Human noroviruses (NoVs) have become the leading cause of pediatric gastroenteritis since the development of rotavirus vaccines and is a major economic burden worldwide. NoV vaccine development has been limited by the lack of cell culture systems or small animal models to propagate virus for attenuated or inactivated vaccines. Additionally, there is a limited understanding of how NoV-induced immune responses correlate with protection. Recombinant capsid proteins, specifically virus-like particles (VLPs) and P particles, are potential vaccine candidates. VLPs are produced by expression of the full-length NoV capsid protein (VP1) in a eukaryotic expression system, while P particles are produced by expression of the VP1 protruding (P) domain in a prokaryotic expression system. The present study compares the protective efficacies and T cell immunogenicities of GII.4/VA387-derived VLPs and P particles to prior NoV infection in neonatal gnotobiotic pigs, which lack maternal antibodies and extraneous pathogens. Vaccines were given intranasally 3 times with chitosan and monophosphoryl lipid A adjuvants, while NoV-infected pigs received an oral dose of a GII.4/2006b variant. Vaccinated and infected pigs were challenged orally with the same NoV variant. Our protection data shows that prior infection with NoV (mimics natural infection) provides substantial, but not complete, protection from NoV-induced diarrhea and virus shedding. VLPs and P particles provided similar rates of protection from diarrhea (60.0% and 46.7%, respectively). Further, P particles increased the numbers of intestinal and systemic activated CD4+ T cells in all tissues and antiviral IFN-γ+CD8+ T cells in duodenum compared to VLPs.

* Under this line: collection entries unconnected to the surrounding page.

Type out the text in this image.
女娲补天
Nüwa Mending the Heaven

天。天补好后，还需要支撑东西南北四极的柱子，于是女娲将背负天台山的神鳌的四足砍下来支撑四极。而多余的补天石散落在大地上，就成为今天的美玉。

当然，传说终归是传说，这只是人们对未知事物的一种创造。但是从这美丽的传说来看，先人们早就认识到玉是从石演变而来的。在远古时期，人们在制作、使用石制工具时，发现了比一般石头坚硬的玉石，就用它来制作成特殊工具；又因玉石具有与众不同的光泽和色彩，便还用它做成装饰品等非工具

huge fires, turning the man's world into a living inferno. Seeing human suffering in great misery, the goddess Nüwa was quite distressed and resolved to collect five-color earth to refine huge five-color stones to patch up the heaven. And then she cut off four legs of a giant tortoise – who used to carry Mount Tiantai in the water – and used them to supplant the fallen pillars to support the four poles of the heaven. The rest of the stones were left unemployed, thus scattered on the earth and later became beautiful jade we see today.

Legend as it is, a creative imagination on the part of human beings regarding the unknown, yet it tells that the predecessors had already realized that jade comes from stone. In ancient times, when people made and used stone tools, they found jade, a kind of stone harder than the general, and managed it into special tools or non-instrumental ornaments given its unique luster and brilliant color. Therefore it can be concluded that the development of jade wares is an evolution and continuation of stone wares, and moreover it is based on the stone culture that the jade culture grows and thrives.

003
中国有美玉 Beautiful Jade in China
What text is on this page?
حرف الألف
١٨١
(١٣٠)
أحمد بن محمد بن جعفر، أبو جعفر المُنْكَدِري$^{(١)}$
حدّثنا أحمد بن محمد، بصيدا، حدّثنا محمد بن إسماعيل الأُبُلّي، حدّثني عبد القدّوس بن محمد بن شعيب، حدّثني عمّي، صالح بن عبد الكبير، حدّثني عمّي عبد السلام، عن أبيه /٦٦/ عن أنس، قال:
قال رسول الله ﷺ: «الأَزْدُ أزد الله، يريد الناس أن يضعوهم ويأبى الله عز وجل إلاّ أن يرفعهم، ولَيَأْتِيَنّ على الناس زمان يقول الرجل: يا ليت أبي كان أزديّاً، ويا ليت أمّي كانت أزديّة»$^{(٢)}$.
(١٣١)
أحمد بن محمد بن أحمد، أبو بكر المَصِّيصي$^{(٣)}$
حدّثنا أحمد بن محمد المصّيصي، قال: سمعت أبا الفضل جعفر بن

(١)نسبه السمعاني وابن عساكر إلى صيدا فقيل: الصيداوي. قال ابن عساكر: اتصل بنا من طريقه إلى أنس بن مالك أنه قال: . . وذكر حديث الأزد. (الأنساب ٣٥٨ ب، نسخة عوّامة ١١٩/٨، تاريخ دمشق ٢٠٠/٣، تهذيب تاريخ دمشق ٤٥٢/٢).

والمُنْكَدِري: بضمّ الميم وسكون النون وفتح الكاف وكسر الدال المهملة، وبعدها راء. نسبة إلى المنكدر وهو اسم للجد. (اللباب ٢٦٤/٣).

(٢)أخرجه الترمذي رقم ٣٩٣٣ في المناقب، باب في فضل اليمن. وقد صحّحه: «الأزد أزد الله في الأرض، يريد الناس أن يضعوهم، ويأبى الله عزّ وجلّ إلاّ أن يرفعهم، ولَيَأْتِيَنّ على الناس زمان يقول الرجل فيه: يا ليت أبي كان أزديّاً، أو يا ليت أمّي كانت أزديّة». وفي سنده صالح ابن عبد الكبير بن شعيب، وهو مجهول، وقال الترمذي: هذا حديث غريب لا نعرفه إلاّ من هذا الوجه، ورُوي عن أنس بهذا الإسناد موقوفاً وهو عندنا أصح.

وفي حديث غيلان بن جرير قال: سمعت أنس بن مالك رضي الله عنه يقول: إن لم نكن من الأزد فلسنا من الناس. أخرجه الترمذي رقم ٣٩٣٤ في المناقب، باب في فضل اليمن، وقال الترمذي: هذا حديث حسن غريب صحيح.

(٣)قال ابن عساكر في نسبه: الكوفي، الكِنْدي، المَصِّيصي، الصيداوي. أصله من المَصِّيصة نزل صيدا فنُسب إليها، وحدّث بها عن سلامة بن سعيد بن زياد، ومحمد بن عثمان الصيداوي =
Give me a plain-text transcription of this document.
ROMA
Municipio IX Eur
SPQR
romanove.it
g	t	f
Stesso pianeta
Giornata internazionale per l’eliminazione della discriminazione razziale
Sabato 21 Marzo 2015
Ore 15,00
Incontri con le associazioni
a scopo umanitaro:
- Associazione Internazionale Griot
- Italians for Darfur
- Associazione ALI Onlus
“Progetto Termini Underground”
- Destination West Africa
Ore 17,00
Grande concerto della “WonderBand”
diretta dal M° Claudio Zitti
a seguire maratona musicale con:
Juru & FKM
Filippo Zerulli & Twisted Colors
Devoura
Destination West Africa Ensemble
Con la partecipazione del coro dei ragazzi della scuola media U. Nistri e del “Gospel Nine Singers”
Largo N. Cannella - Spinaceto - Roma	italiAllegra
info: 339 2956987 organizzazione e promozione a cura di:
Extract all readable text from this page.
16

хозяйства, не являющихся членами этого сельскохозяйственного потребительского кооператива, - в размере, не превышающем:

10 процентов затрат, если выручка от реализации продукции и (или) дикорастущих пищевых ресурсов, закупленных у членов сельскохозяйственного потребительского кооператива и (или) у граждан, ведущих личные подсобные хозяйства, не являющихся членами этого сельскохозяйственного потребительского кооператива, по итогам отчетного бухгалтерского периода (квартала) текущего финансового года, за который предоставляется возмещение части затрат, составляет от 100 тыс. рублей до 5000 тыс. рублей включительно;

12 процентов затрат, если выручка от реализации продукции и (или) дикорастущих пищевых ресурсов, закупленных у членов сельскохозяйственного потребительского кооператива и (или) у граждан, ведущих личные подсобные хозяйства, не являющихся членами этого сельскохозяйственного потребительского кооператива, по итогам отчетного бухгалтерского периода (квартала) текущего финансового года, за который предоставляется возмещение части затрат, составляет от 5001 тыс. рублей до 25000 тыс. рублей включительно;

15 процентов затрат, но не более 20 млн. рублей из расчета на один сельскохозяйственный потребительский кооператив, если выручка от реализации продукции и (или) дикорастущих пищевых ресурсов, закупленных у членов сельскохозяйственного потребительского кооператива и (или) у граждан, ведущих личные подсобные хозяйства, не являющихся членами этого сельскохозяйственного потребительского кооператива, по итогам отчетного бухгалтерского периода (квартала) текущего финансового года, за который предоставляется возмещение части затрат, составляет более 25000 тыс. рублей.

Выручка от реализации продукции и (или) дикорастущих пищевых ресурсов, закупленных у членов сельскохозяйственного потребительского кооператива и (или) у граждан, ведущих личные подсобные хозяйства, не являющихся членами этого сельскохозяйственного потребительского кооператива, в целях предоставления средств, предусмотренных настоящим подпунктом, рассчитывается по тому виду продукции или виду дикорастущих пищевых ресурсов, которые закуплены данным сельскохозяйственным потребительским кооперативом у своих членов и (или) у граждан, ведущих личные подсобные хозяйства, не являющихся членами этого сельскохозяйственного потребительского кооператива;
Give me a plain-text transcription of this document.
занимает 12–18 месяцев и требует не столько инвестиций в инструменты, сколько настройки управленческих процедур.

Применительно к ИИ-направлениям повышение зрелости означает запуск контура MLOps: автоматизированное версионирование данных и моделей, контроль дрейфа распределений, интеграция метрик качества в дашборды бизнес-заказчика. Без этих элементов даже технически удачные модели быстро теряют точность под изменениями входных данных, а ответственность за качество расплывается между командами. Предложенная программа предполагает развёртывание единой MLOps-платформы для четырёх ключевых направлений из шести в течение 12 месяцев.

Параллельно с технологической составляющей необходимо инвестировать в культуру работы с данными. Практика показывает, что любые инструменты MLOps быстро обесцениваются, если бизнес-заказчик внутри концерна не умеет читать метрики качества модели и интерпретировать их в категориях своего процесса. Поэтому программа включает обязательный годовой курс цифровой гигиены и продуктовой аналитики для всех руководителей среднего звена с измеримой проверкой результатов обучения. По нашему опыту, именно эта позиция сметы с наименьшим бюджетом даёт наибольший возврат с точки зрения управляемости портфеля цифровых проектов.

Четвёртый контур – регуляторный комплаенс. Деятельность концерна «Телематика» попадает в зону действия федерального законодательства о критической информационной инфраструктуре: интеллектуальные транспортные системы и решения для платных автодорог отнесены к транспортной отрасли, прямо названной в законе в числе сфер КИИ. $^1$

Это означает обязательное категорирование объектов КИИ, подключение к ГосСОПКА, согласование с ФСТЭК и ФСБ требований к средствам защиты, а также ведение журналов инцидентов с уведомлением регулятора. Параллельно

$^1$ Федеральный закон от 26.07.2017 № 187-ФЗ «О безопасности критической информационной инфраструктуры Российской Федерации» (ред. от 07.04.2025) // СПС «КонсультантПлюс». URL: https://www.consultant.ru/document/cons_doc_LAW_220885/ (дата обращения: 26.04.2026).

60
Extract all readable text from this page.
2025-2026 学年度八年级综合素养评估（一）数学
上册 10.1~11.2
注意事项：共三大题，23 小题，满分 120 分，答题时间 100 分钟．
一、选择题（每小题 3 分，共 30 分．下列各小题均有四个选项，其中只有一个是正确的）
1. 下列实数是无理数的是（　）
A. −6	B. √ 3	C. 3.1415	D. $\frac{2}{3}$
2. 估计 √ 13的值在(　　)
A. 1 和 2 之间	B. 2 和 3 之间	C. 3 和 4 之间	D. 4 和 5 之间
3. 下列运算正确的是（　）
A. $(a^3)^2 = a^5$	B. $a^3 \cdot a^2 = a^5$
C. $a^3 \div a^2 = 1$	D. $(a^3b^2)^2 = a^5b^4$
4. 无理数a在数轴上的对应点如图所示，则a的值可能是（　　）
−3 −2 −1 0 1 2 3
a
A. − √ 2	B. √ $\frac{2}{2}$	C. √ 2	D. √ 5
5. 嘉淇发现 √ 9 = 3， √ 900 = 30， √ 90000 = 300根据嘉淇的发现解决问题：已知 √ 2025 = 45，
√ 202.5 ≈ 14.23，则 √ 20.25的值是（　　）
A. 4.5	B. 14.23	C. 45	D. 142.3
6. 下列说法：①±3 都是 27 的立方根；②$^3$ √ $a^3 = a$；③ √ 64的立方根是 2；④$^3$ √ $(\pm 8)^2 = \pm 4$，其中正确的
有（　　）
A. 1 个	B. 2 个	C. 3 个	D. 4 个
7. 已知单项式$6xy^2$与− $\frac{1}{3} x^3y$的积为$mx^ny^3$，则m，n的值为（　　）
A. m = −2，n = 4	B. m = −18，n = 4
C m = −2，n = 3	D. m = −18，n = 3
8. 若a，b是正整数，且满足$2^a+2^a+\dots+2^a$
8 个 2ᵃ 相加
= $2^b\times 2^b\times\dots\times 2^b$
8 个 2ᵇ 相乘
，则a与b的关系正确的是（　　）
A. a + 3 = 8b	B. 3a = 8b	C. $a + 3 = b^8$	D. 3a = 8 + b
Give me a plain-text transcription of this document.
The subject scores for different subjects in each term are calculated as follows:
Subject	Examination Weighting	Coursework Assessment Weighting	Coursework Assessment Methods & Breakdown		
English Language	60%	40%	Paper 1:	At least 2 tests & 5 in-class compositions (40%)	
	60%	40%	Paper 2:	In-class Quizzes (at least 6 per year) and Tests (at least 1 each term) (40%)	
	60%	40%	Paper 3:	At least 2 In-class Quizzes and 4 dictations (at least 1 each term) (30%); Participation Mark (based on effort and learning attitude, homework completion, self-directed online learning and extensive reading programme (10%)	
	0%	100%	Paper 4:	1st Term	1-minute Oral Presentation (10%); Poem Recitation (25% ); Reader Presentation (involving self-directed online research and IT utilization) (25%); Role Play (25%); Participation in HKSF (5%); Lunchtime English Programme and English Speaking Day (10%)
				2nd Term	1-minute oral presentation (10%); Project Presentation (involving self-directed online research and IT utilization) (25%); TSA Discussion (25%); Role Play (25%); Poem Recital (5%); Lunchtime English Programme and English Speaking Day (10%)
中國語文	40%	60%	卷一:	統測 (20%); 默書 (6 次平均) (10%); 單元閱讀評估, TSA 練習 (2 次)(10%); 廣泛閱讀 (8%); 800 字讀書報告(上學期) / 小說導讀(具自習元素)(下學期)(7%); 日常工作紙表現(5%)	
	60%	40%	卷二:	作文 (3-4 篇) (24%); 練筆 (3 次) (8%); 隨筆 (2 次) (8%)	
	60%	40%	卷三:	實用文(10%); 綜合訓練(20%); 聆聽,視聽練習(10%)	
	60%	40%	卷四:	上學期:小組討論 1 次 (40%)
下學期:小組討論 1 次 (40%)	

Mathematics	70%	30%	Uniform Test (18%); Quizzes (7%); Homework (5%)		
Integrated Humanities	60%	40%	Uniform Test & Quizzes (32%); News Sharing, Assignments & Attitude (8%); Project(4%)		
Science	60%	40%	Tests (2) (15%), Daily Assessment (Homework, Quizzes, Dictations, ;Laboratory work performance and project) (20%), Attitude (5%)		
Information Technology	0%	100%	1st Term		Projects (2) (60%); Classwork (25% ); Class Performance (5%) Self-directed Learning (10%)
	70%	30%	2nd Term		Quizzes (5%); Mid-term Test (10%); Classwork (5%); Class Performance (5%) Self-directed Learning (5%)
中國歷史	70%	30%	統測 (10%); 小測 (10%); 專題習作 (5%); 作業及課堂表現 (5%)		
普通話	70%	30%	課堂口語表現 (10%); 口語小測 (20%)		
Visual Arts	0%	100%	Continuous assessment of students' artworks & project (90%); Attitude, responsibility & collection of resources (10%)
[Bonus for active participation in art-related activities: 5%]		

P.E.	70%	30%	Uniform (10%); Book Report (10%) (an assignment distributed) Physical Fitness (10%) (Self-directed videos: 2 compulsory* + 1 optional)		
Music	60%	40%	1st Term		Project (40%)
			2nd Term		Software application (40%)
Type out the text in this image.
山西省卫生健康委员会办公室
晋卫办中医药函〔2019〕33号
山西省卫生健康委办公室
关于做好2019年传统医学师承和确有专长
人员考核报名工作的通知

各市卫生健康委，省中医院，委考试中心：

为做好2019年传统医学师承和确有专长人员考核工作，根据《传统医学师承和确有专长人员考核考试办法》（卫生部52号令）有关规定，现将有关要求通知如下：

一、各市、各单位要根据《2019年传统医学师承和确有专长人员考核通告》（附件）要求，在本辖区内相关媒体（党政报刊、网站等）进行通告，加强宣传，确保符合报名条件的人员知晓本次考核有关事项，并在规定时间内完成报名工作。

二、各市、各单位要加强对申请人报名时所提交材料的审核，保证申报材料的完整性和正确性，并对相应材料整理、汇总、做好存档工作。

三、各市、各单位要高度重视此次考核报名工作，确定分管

Findings of this study have numerous implications. First, we demonstrated that prior NoV infection induces incomplete protection against diarrhea and shedding following re-infection. Second, we demonstrated cross-variant partial protection induced by both VLPs and P particles. Since NoVs undergo epochal evolution every 2-4 years and the vaccine and challenge NoV variants were collected 11 years apart, we showed NoV vaccines are capable of protecting against antigenically distinct variants. Further, we showed that both vaccines are able to provide similar protection rates as previously reported in humans. Third, we showed an inverse association between prechallenge regulatory T cells in duodenum and protection rates against diarrhea. Finally, we showed that P particles induce superior T cell responses to VLPs. This study indicates that P particles merit further investigation as a vaccine candidate against NoVs. P particles may be more economically viable than VLPs given their prokaryotic expression system and ability to present antigens from other pathogens.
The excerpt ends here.